Although it may not be apparent, your goal is basically the same as using a query parameter in the SELECT clause to identify a field.
Unfortunately, Access does not support that feature. Your combo box value, which is a field name, will be recognized as a valid text string, but there is no way to inform Access that string should be interpreted as a field name.

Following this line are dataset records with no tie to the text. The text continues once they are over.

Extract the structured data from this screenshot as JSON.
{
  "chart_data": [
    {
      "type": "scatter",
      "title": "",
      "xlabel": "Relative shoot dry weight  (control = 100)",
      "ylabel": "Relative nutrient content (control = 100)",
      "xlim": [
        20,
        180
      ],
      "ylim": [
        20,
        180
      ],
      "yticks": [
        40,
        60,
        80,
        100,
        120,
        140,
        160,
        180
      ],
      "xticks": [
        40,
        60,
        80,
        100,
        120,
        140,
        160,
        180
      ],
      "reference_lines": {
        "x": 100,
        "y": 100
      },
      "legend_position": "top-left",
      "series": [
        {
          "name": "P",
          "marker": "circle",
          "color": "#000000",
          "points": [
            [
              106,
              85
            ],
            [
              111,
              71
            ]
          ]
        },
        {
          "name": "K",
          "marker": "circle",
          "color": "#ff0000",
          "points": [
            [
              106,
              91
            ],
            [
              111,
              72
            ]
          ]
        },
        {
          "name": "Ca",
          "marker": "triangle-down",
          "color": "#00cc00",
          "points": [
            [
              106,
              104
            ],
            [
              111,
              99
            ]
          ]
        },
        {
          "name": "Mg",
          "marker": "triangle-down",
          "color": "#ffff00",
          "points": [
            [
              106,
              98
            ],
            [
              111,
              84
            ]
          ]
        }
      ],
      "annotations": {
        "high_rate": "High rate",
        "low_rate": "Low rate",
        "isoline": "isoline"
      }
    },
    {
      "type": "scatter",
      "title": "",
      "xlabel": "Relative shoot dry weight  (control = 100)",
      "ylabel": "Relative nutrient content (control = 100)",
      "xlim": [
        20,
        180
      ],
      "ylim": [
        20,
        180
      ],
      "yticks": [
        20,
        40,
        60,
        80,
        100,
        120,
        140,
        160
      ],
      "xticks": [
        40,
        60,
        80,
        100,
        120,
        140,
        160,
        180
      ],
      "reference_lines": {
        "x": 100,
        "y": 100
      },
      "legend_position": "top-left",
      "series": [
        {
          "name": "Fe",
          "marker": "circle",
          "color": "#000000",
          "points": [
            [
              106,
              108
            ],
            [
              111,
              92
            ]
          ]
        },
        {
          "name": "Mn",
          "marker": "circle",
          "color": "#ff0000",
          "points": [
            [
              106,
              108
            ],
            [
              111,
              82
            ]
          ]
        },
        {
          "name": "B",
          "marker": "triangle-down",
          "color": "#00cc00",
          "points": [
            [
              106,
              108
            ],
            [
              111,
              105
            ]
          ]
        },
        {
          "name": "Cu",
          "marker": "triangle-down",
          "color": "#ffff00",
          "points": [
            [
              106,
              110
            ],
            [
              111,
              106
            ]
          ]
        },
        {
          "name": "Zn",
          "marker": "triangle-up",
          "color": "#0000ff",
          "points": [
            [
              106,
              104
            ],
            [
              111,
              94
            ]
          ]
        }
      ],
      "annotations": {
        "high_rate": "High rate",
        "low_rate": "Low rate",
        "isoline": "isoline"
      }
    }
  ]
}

The closest you can get would be to use a Switch statement which maps each field name string to the corresponding field value. So, if TestInteract and Combo18 both include 4 fields (fld1, fld2, fld3, and fld4) something like this could actually work ...
SELECT
Switch(
[Forms]![TestInteractForm]![Combo18]='fld1', [fld1],
[Forms]![TestInteractForm]![Combo18]='fld2', [fld2],
[Forms]![TestInteractForm]![Combo18]='fld3', [fld3],
[Forms]![TestInteractForm]![Combo18]='fld4', [fld4]
) AS first_column
FROM TestInteract;
However, I'm not recommending you adopt that method. I think it could be simpler to generate the SELECT statement in your command button's click event.
Dim strSelect As String
strSelect = "SELECT [" & Me.Combo18.Value & "]" & vbCrLf & _
"FROM TestInteract;"
And then use strSelect where you need it ... as a form's RecordSource, as the data source for a recordset, or as the .SQL property of a saved query.